I sat back and binged How to Get Away with Murder while enjoying a handsome bowl of vanilla ice cream covered in excessive amounts of rainbow sprinkles, whipped cream, and–of course­–chocolate syrup. I flipped the pages of 1984 and The Intelligent Investor, relishing at how I no longer needed to set aside my desire to read the classics or improve my financial literacy. At last, I could rejuvenate and be present in the moment, something which I had not done since entering high school because I had been chained to my responsibilities, fearful that if I let go, even for a second, I would disappoint someone­–my teammates, my community, my family or even myself.

However, the joke was on me, in what seemed like a snap of a finger I was catapulted back into the hurricane I call my life. Somehow, amidst a pandemic, Hurricane Emerson managed to escalate from category three to category five. In a single day, my coach asked me to set up a FaceTime check-in for the team, my principal requested that I organize an impromptu meeting, my mom begged me to stand in a two-hour Costco Line for groceries, and Google Classroom alerted me about a programming project that required I study three chapters of the textbook just to complete twenty lines of code. In addition, as the oldest in the family, I was tending to my three elderly grandparents and helping my younger siblings navigate distance learning, knowing my own studies on the fundamental theorem of calculus awaited me.

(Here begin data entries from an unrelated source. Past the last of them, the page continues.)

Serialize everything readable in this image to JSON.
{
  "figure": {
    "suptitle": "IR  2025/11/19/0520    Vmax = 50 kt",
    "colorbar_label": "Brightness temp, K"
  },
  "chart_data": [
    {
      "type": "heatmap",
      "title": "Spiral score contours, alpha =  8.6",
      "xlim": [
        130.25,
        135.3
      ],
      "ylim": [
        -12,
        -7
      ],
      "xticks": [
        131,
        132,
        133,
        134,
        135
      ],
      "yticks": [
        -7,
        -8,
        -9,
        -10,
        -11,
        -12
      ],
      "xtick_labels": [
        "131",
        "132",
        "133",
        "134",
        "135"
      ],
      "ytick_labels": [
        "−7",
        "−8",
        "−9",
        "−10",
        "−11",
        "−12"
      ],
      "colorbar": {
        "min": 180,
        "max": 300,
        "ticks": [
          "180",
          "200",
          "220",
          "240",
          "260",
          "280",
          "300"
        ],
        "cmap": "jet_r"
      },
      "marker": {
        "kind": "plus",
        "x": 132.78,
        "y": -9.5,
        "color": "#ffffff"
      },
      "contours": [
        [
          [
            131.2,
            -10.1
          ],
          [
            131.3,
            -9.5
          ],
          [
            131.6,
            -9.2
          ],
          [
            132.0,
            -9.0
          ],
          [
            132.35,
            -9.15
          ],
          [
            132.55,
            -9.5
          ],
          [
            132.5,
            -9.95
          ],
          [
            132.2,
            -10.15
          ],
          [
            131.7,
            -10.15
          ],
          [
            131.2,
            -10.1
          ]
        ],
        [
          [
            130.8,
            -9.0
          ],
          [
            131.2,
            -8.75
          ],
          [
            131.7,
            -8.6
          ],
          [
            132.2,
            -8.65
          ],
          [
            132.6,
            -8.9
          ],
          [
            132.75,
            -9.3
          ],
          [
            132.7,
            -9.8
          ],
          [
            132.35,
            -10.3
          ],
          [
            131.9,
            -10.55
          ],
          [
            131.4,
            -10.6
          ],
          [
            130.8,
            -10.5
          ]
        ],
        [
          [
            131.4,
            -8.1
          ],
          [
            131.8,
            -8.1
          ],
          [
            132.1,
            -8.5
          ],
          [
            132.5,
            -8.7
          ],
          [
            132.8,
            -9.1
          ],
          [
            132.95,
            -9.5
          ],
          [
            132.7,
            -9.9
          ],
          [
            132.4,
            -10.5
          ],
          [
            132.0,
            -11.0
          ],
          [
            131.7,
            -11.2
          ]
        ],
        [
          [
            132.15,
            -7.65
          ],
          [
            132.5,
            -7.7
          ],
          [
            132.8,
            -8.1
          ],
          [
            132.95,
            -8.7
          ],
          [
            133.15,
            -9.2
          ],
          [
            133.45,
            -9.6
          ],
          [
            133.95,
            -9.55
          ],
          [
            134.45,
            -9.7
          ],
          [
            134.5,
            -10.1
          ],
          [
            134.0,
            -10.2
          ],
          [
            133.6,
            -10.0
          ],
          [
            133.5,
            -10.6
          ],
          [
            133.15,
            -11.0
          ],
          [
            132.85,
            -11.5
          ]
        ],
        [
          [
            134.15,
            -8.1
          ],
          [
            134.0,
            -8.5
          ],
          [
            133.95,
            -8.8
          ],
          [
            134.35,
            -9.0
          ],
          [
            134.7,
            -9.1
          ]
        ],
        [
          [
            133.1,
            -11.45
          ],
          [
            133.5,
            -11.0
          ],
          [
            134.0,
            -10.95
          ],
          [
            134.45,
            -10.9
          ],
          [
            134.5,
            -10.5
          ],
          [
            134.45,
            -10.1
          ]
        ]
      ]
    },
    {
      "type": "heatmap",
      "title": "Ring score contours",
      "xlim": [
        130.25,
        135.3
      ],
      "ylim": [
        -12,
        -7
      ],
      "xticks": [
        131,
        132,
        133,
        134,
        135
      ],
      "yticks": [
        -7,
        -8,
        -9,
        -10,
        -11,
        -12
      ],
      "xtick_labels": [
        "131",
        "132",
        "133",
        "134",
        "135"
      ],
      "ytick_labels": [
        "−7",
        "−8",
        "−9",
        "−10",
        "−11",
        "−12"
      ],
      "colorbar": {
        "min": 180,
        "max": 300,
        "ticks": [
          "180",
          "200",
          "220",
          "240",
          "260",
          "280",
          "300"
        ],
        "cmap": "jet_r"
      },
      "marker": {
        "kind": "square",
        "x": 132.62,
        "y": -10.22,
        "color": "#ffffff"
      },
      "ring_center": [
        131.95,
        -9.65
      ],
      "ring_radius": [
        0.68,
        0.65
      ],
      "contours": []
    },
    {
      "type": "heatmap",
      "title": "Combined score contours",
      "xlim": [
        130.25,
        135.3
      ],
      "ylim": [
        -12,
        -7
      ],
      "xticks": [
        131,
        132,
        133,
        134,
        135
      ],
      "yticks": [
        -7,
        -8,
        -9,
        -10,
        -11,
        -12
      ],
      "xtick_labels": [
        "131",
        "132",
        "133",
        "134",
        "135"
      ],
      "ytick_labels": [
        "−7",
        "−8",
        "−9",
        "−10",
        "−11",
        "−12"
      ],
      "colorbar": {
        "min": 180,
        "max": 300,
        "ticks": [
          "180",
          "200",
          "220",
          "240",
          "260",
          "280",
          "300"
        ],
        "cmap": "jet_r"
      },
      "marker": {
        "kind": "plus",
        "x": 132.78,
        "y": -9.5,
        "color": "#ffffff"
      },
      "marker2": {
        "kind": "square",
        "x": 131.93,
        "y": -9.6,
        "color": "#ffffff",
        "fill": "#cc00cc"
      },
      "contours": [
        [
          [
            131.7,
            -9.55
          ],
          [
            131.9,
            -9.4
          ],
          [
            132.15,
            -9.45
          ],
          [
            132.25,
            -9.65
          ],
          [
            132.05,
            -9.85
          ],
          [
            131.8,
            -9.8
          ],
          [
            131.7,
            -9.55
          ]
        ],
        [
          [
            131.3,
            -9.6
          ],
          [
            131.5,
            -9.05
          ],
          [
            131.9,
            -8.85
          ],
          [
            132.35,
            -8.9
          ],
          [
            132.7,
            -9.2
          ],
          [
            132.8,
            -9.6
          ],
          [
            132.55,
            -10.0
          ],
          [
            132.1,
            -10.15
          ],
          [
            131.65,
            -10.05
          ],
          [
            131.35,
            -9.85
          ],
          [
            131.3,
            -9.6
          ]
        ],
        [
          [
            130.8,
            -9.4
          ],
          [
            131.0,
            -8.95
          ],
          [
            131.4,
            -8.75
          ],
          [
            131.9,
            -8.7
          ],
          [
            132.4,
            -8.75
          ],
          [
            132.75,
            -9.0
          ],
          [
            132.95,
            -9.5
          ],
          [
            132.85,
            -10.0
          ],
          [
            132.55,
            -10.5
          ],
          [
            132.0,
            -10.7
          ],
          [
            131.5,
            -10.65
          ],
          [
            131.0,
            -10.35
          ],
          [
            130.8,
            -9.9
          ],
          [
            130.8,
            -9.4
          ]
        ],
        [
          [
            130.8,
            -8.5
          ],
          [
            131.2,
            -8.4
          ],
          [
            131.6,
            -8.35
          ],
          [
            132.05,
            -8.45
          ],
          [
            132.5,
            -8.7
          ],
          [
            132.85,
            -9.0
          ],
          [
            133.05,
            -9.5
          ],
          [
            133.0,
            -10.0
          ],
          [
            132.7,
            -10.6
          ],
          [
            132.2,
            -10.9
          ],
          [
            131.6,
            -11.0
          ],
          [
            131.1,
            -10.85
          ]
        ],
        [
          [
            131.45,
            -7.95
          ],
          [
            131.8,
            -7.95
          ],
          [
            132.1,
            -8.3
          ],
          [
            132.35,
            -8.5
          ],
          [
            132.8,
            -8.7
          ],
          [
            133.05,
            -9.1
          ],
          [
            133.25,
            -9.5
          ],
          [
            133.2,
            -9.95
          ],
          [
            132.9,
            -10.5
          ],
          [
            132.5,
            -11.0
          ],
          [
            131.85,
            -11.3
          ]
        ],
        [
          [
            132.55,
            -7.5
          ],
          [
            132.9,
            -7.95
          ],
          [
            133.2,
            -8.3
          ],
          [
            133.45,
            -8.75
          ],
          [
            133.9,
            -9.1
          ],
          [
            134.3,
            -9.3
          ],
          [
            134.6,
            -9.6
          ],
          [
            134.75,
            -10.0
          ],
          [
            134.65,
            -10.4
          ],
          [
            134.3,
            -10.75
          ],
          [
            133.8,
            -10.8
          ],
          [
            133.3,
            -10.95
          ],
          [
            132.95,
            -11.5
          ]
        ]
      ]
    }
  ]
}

Previously, when I found myself in such situations, my trusted method of checklists on my phone kept me afloat. But the method was no longer effective, each typed task only reminding me of everything I had to juggle without offering a solution. Instead, Hurricane Emerson only intensified.  Alas, all I could do was lay helplessly on the couch and stare at the popcorn ceiling, longing for the middle ground between the demands of my life and my newfound freedom. That’s when something poked me from between the cushions. It was my planner, gray and abandoned, its sight reminding me of a quote I heard on the Impact Theory podcast:

“There’s power in writing things down.”

And in that moment, I realized that maybe my planner was the solution. So I started to progressively write down and designate time for each and every task. From brushing my teeth and going to the store to working out and watching Power, I found that putting things down on paper provided the solace I desperately needed. I pumped my fist in triumph and let out a sigh of relief, marveling at how I was finally able to structure my life, effectively moving me into the eye of the storm. Although my planner cannot forecast the unexpected developments that may arise, it has been the key to not only navigating Hurricane Emerson but more importantly finding a harmonious balance between business and pleasure. The Emerson who plays basketball, serves his community, studies rigorously, reads for leisure, and binges Netflix can now blissfully coexist in the same world.